The first problem with the Kale and Edamame sald is, I think, the kale. There’s no other green in the salad but kale. I like me some kale in my salad – I loved TJ’s Cruciferous Crunch for exactly that reason – but kale needs to be used sparingly. It’s wonderful for texture and body, but when you make your salad out of nothing but kale, like TJ’s did here, it feels like you’re eating a pine tree from the tip down.
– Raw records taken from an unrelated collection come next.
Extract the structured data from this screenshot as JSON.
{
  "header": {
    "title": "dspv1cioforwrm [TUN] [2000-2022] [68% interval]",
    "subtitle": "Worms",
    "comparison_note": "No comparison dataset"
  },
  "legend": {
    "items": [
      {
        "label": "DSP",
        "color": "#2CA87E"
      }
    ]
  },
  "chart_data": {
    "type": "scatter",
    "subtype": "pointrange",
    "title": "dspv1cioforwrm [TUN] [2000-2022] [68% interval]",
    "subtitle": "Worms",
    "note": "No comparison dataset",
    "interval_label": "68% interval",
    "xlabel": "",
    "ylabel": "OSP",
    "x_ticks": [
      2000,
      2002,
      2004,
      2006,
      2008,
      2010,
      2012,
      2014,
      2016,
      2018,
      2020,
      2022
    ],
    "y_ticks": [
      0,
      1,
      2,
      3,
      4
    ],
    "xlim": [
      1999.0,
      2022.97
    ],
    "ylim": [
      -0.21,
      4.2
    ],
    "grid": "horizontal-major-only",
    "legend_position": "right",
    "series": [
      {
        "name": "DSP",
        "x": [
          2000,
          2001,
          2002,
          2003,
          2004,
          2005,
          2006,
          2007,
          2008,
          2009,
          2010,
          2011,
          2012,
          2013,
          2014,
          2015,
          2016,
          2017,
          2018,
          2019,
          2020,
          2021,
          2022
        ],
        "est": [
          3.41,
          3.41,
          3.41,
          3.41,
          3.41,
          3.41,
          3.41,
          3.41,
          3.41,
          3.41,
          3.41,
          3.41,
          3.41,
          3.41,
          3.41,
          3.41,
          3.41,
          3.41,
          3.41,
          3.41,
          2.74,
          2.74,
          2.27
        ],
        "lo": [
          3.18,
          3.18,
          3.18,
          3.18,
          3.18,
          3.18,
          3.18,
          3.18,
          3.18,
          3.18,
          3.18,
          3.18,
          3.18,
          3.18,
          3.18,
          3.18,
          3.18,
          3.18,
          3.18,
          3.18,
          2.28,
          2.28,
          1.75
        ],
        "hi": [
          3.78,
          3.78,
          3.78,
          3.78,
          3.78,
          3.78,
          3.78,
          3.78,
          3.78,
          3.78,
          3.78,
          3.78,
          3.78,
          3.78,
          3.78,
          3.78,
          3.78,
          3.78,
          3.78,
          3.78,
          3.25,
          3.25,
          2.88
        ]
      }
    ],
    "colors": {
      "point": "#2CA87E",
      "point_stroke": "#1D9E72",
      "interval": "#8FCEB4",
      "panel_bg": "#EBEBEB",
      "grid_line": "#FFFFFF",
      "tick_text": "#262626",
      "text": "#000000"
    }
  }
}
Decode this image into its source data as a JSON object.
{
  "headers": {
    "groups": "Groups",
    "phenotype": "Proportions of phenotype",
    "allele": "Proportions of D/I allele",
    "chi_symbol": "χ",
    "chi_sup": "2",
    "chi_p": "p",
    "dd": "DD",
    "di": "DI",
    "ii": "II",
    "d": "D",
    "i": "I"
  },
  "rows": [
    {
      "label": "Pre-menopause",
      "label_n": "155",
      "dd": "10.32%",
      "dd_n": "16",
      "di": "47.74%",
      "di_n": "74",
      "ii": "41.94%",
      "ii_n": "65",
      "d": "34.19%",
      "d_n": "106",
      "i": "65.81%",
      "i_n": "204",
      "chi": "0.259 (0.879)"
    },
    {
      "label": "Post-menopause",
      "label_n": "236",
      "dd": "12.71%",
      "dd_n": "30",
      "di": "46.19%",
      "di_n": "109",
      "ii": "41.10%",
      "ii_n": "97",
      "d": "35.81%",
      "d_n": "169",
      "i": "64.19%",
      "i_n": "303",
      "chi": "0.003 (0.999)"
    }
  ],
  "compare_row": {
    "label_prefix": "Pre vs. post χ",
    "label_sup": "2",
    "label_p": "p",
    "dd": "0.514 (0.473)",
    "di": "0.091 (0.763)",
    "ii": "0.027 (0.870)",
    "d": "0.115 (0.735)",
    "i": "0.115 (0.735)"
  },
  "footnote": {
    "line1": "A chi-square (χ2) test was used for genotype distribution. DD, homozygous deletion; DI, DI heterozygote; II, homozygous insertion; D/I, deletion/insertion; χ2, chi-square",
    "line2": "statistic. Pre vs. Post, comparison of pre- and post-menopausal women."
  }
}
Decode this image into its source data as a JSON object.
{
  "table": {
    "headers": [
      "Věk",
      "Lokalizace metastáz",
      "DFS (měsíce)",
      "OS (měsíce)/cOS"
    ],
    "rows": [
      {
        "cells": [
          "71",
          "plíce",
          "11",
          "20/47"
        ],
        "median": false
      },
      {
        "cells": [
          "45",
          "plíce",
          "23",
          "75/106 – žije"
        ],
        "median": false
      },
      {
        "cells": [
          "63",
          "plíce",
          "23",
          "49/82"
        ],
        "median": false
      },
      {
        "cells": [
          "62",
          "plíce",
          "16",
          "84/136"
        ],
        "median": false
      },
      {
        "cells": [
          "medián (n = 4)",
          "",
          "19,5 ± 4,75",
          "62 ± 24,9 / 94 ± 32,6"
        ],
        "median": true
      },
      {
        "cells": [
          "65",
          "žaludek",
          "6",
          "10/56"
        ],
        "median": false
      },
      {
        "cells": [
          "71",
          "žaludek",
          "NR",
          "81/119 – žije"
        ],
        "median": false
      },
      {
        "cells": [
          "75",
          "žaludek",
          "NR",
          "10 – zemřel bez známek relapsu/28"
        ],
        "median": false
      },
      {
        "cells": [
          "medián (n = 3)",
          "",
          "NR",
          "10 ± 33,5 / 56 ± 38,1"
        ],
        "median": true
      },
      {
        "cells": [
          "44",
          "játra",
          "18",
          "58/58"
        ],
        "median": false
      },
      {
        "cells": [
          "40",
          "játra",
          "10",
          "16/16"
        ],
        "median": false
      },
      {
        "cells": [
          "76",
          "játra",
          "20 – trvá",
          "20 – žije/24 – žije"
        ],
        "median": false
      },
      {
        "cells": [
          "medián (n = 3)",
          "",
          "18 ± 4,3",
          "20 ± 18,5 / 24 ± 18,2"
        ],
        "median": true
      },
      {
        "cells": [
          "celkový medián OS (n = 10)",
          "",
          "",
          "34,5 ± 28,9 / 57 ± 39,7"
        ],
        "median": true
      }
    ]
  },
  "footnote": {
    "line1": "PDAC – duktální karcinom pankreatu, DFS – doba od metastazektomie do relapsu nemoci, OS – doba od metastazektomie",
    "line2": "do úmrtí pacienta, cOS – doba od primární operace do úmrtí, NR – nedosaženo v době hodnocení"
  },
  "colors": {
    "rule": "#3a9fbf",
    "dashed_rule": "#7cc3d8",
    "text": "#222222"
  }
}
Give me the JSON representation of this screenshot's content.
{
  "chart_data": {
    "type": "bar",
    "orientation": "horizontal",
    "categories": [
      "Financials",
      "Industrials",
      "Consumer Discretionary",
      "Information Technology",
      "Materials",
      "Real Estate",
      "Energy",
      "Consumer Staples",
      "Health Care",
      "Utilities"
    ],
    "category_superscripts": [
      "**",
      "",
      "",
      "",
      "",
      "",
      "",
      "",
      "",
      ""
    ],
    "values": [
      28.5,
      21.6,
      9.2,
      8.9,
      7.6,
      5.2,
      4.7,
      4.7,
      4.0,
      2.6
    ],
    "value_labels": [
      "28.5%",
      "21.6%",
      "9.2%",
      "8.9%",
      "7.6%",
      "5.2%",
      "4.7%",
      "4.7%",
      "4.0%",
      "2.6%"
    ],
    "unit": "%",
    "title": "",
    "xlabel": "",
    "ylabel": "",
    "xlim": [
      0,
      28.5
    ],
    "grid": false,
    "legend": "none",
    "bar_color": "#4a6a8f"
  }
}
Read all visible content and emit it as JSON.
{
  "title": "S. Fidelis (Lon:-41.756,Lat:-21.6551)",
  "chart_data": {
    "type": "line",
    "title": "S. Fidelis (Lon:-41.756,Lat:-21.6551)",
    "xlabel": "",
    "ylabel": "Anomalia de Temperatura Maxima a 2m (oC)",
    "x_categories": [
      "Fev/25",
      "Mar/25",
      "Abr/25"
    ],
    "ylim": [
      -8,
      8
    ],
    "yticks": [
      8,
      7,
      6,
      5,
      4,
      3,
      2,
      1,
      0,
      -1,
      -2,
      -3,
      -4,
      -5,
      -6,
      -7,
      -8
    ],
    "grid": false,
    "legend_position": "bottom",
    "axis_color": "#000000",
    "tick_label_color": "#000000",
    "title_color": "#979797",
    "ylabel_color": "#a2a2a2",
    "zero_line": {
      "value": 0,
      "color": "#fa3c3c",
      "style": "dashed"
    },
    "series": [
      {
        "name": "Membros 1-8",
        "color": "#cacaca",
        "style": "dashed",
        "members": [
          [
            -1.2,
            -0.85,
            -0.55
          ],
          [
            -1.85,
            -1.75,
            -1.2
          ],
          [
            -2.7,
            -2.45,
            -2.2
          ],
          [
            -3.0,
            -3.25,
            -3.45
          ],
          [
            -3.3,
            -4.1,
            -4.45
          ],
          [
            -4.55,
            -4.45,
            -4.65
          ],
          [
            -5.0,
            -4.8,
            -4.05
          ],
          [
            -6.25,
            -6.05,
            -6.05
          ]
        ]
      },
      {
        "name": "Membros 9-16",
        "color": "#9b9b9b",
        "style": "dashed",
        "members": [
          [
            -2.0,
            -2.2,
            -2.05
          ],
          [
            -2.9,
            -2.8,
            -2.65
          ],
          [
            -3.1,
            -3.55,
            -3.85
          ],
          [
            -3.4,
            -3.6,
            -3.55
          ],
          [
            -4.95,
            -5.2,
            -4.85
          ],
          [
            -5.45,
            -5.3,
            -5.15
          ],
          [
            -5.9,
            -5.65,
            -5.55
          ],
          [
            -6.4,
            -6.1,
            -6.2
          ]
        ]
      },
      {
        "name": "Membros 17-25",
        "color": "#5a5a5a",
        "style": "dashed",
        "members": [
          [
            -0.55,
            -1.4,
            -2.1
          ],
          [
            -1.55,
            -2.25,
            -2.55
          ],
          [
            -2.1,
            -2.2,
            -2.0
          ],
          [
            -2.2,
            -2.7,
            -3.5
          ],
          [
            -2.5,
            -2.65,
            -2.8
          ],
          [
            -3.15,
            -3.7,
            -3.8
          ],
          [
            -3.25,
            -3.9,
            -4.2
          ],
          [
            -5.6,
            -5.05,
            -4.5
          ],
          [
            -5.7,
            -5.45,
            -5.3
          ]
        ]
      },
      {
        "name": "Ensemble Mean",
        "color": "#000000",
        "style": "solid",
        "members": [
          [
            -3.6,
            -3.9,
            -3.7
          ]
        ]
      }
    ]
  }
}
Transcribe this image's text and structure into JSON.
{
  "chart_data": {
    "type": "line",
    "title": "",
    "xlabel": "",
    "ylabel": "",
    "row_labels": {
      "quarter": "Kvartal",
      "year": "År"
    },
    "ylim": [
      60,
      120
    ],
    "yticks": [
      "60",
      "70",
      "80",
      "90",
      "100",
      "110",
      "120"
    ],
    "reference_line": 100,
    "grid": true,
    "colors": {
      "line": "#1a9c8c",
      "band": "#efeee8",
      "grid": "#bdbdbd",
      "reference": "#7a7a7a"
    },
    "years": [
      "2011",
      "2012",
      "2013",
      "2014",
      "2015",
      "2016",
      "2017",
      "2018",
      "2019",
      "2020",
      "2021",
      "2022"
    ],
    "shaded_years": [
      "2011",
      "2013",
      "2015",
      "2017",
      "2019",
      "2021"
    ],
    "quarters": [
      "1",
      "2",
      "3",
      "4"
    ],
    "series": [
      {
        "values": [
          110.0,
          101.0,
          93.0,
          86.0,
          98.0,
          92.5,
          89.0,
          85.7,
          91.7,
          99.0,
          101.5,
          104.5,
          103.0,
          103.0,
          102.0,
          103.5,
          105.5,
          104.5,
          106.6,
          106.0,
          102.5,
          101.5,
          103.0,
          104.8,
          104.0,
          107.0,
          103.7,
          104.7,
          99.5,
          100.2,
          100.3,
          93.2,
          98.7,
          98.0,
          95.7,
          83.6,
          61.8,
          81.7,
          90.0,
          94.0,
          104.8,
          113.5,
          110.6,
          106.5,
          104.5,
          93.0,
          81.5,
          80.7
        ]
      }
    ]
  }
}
If you can get past the kale, you’ve still got to deal with the gangs of edamame soybeans, cranberries, grape tomatoes and scallions. These tastes just simply did not go together well for me.  The sweetness of the cranberries fought against the waxiness of the beans, and the scallions practically reeked, overpowering the other tastes. The big, button-sized beans and whole tomatoes didn’t help either, it just made it so I had to take lots of giant mouthfuls.

Finally, and perhaps worst of all, was the salad dressing. The package bills it as a lemon herb dressing, and I had hope for it. The dressing looked thick and creamy perhaps, I reasoned, it would have just the right flavor to balance the rest of the salad’s intense elements. Sadly, it did not. The lemon herb dressing lacks sweetness, or tanginess or depth. What it delivers seemed more like mustard to me than anything – harsh and astringent, clashing with everything else in the bowl.

It was after the addition of the dressing, when I found myself sitting there chewing a huge mouthful of chopped kale covered with lemon juice and pungent herbs, that I simply put the fork down. I couldn’t go on. I need at least one good element in a food to muscle my way through it, one ray of light. In the case of Trader Joe’s Kale and Edamame Salad I couldn’t find any.

 


The Breakdown

Would I Recommend It: No, just no.

Would I Buy It Again: It was such an unpleasant experience that I might have to get it again, just to convince myself it was real.

Final Synopsis: Trader Joe’s worst salad.